Hare wakes up, sees the knife and Wynne's corpse and thinks he might have done the murder. Fallows confirms this was the case and suggest he tell his wife and leave town. Hare does this. Mrs Fallows starts to follow her husband around town and discovers him with another woman. Fallows knocks her down and is about to kill when stopped by the occupants by a passing tram.

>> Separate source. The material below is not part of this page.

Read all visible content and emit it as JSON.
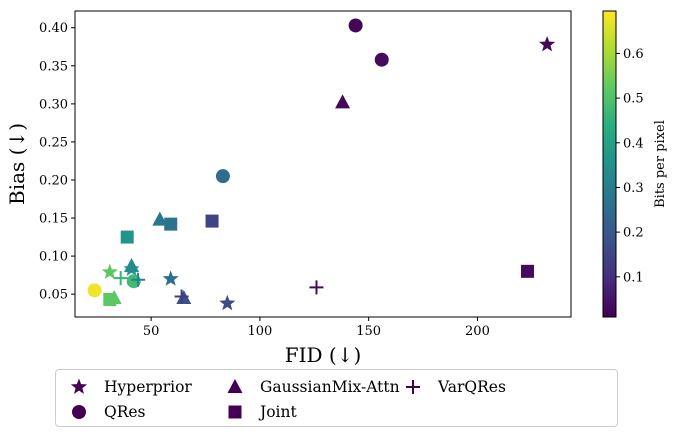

Hare is tormented by dreams of his wife and child and decides to give himself up so he can see them again. He is arrested by the injured Mrs Fallows, believing herself near death, confesses that Hare was innocent and her husband murdered Wynne. Fallows is arrested while Hare is released, gets his old job back and returns to his family.

==Cast==
- A.J. Patrick as John Hare
- Alf Scarlett as Dick Fallows
- Godfrey Cass as Fred Wynne
- James Martin as clergyman
- Louise Carbasse as Mrs Fallows
- Harrie Ireland as Mrs Hare
- Harry Beaumont

==Production==
The film was announced in May 1911. According to The Bulletin "It was filmed by the local concern presided over by Gaston Mervale at the studio at Queenscliffe, Manly; and the actors included well-known mummers like Harrie Ireland and Louise Carbasse."

==Reception==
The Bulletin reported the film "was horsey; and murder, greed and treachery combined to point a moral and adorn an exciting tale."

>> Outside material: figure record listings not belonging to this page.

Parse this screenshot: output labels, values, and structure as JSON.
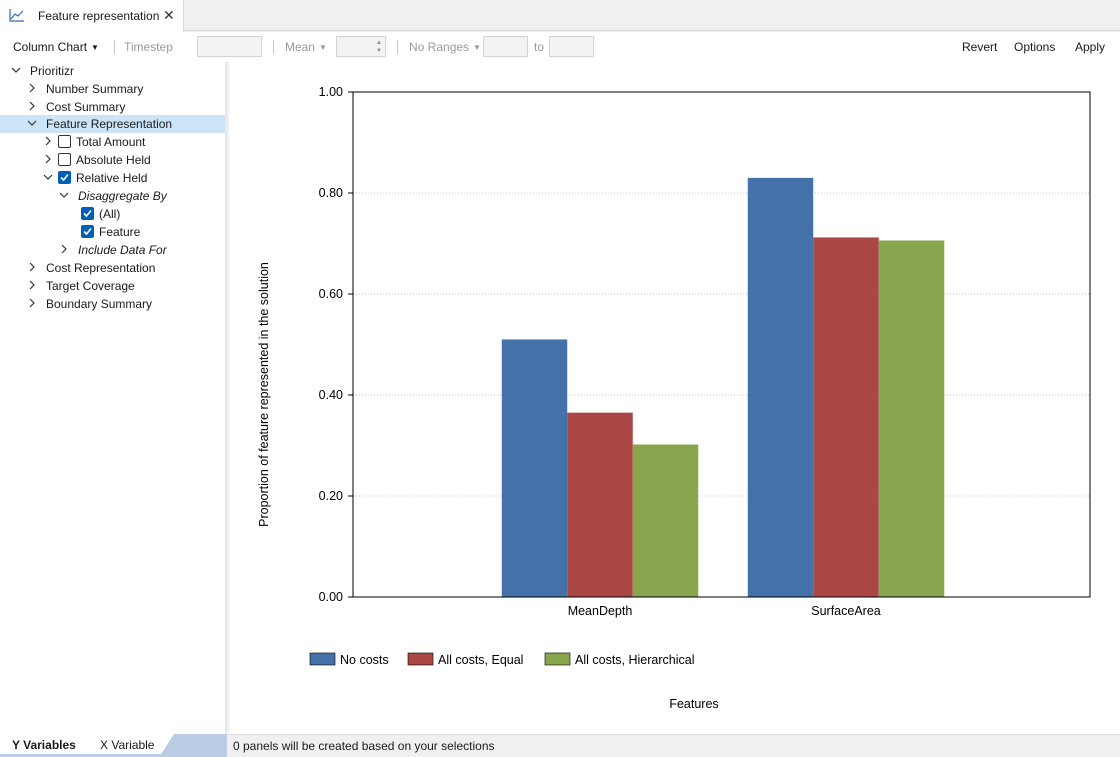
{
  "tab": {
    "title": "Feature representation",
    "icon": "line-chart-icon",
    "close_icon": "close-icon"
  },
  "toolbar": {
    "chart_type": "Column Chart",
    "timestep_label": "Timestep",
    "aggregate": "Mean",
    "ranges": "No Ranges",
    "to_label": "to",
    "revert": "Revert",
    "options": "Options",
    "apply": "Apply"
  },
  "tree": {
    "root": "Prioritizr",
    "number_summary": "Number Summary",
    "cost_summary": "Cost Summary",
    "feature_representation": "Feature Representation",
    "total_amount": "Total Amount",
    "absolute_held": "Absolute Held",
    "relative_held": "Relative Held",
    "disaggregate_by": "Disaggregate By",
    "all": "(All)",
    "feature": "Feature",
    "include_data_for": "Include Data For",
    "cost_representation": "Cost Representation",
    "target_coverage": "Target Coverage",
    "boundary_summary": "Boundary Summary"
  },
  "checks": {
    "total_amount": false,
    "absolute_held": false,
    "relative_held": true,
    "all": true,
    "feature": true
  },
  "bottom_tabs": {
    "y_variables": "Y Variables",
    "x_variable": "X Variable"
  },
  "status": {
    "text": "0 panels will be created based on your selections"
  },
  "colors": {
    "selected_row": "#cce4f7",
    "checkbox": "#005fb8",
    "no_costs": "#4472a8",
    "equal": "#aa4643",
    "hierarchical": "#89a54e"
  },
  "chart_data": {
    "type": "bar",
    "categories": [
      "MeanDepth",
      "SurfaceArea"
    ],
    "series": [
      {
        "name": "No costs",
        "color": "#4472a8",
        "values": [
          0.51,
          0.83
        ]
      },
      {
        "name": "All costs, Equal",
        "color": "#aa4643",
        "values": [
          0.365,
          0.712
        ]
      },
      {
        "name": "All costs, Hierarchical",
        "color": "#89a54e",
        "values": [
          0.302,
          0.706
        ]
      }
    ],
    "ylim": [
      0,
      1
    ],
    "yticks": [
      "0.00",
      "0.20",
      "0.40",
      "0.60",
      "0.80",
      "1.00"
    ],
    "ylabel": "Proportion of feature represented in the solution",
    "xlabel": "Features",
    "legend_position": "bottom-left",
    "grid": "horizontal-dotted"
  }
}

The Launceston Examiner called it "a decided improvement on its predecessor in this field, a fine plot being illustrated in a clear and concise manner. Miss Harrie Ireland as Louise Carbasse, and the principals in '100 Years Ago,' were seen to advantage, whilst photographically the film is of great clarity and splendidly staged. The only possible exception that might be mentioned in a generally favourable review is that the finale is, contrary to the usual procedure of Australian producers. somewhat hurried. However, brevity is better than a drawn-out finale, and the applause which signalised the happy denounement demonstrated that it was much to the liking of those present."

The film appears to have been well received by the public and critics. When it screened in Adelaide in a rented hall owned by the YMCA, the YMCA ordered removal of a poster advertising it on the grounds that it could be seen to promote gambling.